Description Of A Kitchen Event

Description Of A Kitchen Event

First published 'The Bibliofantastic' 1999



Will and Murphy sensed their kitchen had ghosts. Many confirmed it after the Event.

In hindsight, ‘Event’ was a strange word to call it. In the old days, there were ‘happenings’ which students, in the name of art, wrote, painted or enacted with crazy abandon. Will and Murphy had been such sixties swingers when flower power and drugs were all the rage - And, it was with some rage that, today, they found themselves owning a house which was virtually unsaleable because of its kitchen’s gradually inferred reputation as a hive of ghosts ... unless, of course, they found two equally gullible mugs to buy it off them.

Will was a sturdy, six-foot sixty year old, still bearing the good looks of his youth. Greying at the temples. Murphy was not Murphy’s real name. It was the pet name Will had for her. Murphy’s Law - known to some as Sod’s - was a well tried and tested rule of thumb which implied if you were going to drop some toast with marmalade on, it would sure damn well drop marmalade downwards - and any such variation on a theme of always buying electrical goods that were faulty or being the only one near enough to a car that sprayed past in a rainstorm to get a big dollopful over one’s stockings.

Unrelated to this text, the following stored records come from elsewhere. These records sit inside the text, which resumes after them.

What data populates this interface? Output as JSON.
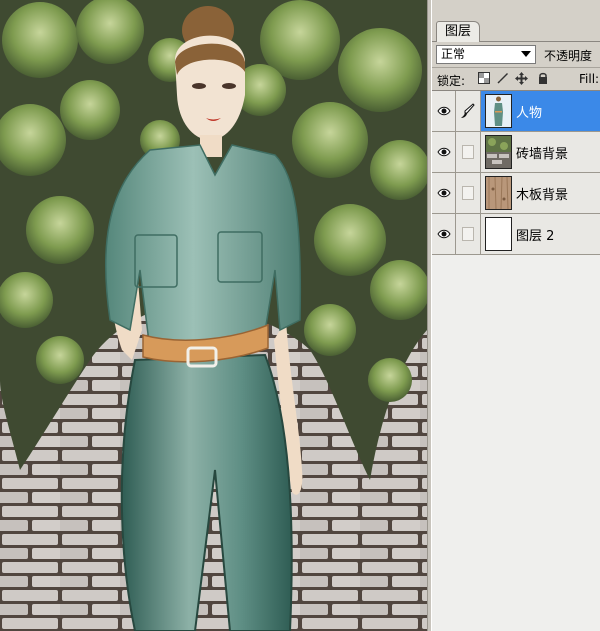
{
  "panel": {
    "tab_label": "图层",
    "blend_mode": "正常",
    "opacity_label": "不透明度",
    "lock_label": "锁定:",
    "fill_label": "Fill:",
    "lock_icons": [
      "lock-transparent-icon",
      "lock-paint-icon",
      "lock-move-icon",
      "lock-all-icon"
    ]
  },
  "layers": [
    {
      "name": "人物",
      "visible": true,
      "selected": true,
      "thumb": "figure-thumbnail"
    },
    {
      "name": "砖墙背景",
      "visible": true,
      "selected": false,
      "thumb": "brick-wall-thumbnail"
    },
    {
      "name": "木板背景",
      "visible": true,
      "selected": false,
      "thumb": "wood-board-thumbnail"
    },
    {
      "name": "图层 2",
      "visible": true,
      "selected": false,
      "thumb": "blank-thumbnail"
    }
  ],
  "colors": {
    "selection": "#3b89e8",
    "outfit": "#5f8f85",
    "belt": "#d79a5a",
    "ivy": "#7c9a4a",
    "brick": "#cbc6c3"
  }
}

If Murphy’s law had a patron saint it was Murphy, née Jessica, someone’s daughter, someone’s mother and Will’s wife.

So, of course, Will blamed Murphy for the state of the kitchen.

“You’re a right old jinx, Murff,” he exclaimed one day, after dropping a bottle of milk fast followed by food cindered by what he called the poltergeist in the grill.

“I can’t help it if I set these things off. 1 didn’t bring them here. They were already here.” Murphy’s voice was on the brink of tears.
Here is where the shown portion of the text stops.